SYNTHPOP hero Gary Numan sprang to fame in 1979, fronting Tubeway Army. He went on to become one of the biggest stars of British electronic music, scoring No.1 singles with Are ‘Friends’ Electric? and Cars, and chart-topping albums with Replicas and The Pleasure Principle.
Thirty years on his dystopian visions, icy vocals and memorable keyboard riffs still resonate. The 53-year-old father-of-three recently collaborated with US art rock group Battles and is about to release a new album, Dead Son Rising. Next month he’ll be performing in Leeds.
Your latest album is co-written and produced by Ade Fenton. What can people expect from it?
Dead Son Rising is a side project collaboration that started out as something quite different to the way it ended up. Initially it was a batch of songs that I didn’t use on the last two or three albums but still liked and so wanted to finish off and release. But, the end result has almost none of those original songs; in fact at least 95% of it is entirely new. With my conventional studio albums I have a clear aim from the outset, a clear direction that I want to follow and this gives those albums parameters that the songs have to fit into. I didn’t have that with Dead Son Rising and so it enabled me to be more varied and more experimental. I’m not saying it’s a better way to go about making albums; it’s just different to the way I usually do things. It is not the huge gathering of riffs and soaring choruses of my last three or four albums, although it has moments of that, but it is strange in places. Lyrically it covers a wider range of subjects than I usually look at and musically it’s definitely a step sideways.
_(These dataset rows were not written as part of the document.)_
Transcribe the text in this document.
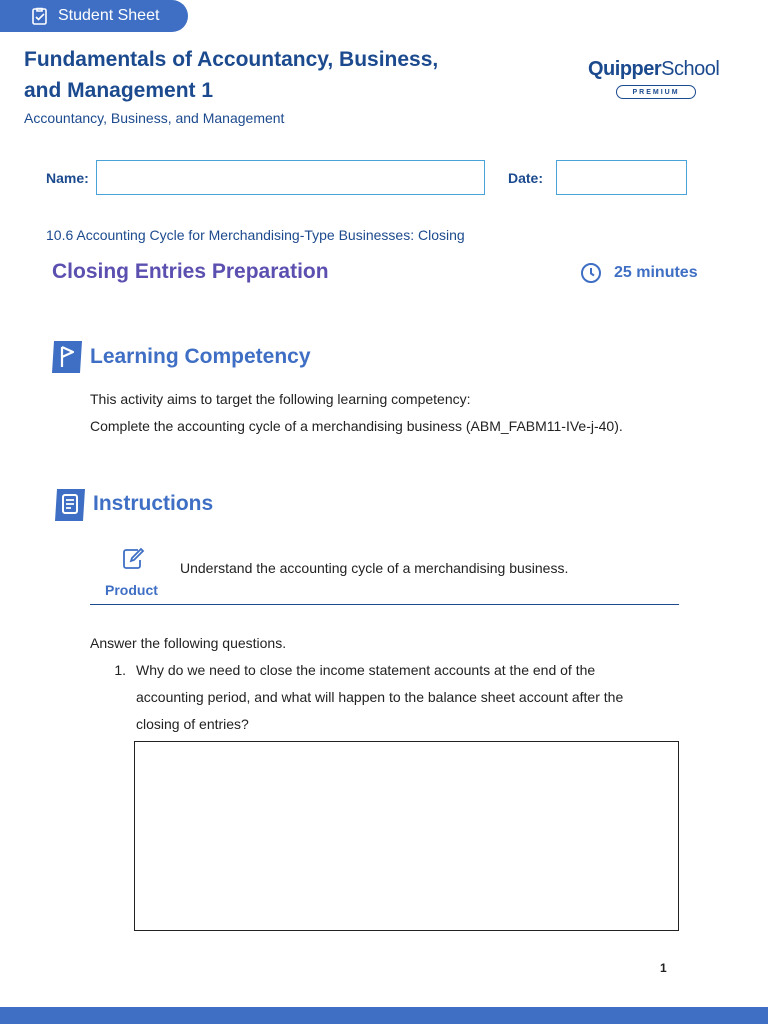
Student Sheet
Fundamentals of Accountancy, Business,
and Management 1
Accountancy, Business, and Management
QuipperSchool
PREMIUM
Name:	Date:
10.6 Accounting Cycle for Merchandising-Type Businesses: Closing
Closing Entries Preparation	25 minutes
Learning Competency
This activity aims to target the following learning competency:
Complete the accounting cycle of a merchandising business (ABM_FABM11-IVe-j-40).
Instructions
Product
Understand the accounting cycle of a merchandising business.
Answer the following questions.
1. Why do we need to close the income statement accounts at the end of the
accounting period, and what will happen to the balance sheet account after the
closing of entries?
1
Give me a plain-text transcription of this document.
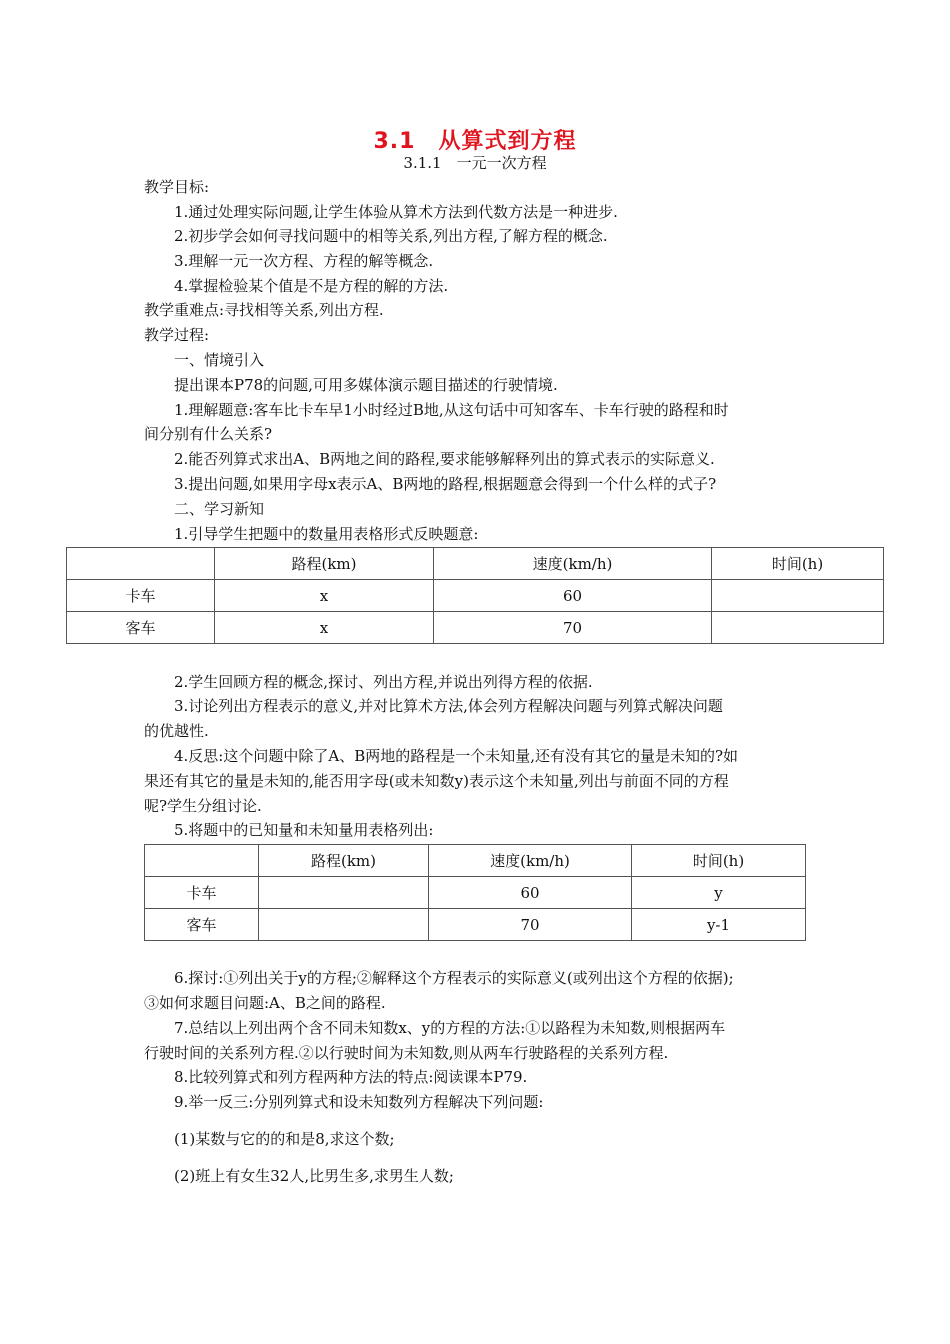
3.1　从算式到方程
3.1.1　一元一次方程
教学目标:
1.通过处理实际问题,让学生体验从算术方法到代数方法是一种进步.
2.初步学会如何寻找问题中的相等关系,列出方程,了解方程的概念.
3.理解一元一次方程、方程的解等概念.
4.掌握检验某个值是不是方程的解的方法.
教学重难点:寻找相等关系,列出方程.
教学过程:
一、情境引入
提出课本P78的问题,可用多媒体演示题目描述的行驶情境.
1.理解题意:客车比卡车早1小时经过B地,从这句话中可知客车、卡车行驶的路程和时
间分别有什么关系?
2.能否列算式求出A、B两地之间的路程,要求能够解释列出的算式表示的实际意义.
3.提出问题,如果用字母x表示A、B两地的路程,根据题意会得到一个什么样的式子?
二、学习新知
1.引导学生把题中的数量用表格形式反映题意:
	路程(km)	速度(km/h)	时间(h)
卡车	x	60	
客车	x	70	
2.学生回顾方程的概念,探讨、列出方程,并说出列得方程的依据.
3.讨论列出方程表示的意义,并对比算术方法,体会列方程解决问题与列算式解决问题
的优越性.
4.反思:这个问题中除了A、B两地的路程是一个未知量,还有没有其它的量是未知的?如
果还有其它的量是未知的,能否用字母(或未知数y)表示这个未知量,列出与前面不同的方程
呢?学生分组讨论.
5.将题中的已知量和未知量用表格列出:
	路程(km)	速度(km/h)	时间(h)
卡车		60	y
客车		70	y-1
6.探讨:①列出关于y的方程;②解释这个方程表示的实际意义(或列出这个方程的依据);
③如何求题目问题:A、B之间的路程.
7.总结以上列出两个含不同未知数x、y的方程的方法:①以路程为未知数,则根据两车
行驶时间的关系列方程.②以行驶时间为未知数,则从两车行驶路程的关系列方程.
8.比较列算式和列方程两种方法的特点:阅读课本P79.
9.举一反三:分别列算式和设未知数列方程解决下列问题:
(1)某数与它的的和是8,求这个数;
(2)班上有女生32人,比男生多,求男生人数;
How is the latest album different from Jagged?
My album Splinter will be the follow up to Jagged and I think the progression will be more obvious between those two. Dead Son Rising has given me the chance to move away a little from what I’ve been doing, but still want to do in the future I hasten to add. Jagged was, as will Splinter be, an album of huge grooves and choruses as epic as I can make them, with great chasms between the loud bits and the quiet bits, a very wide dynamic range. Dead Son Rising is more eerie, overall it has less in your face power but far more variation than Jagged.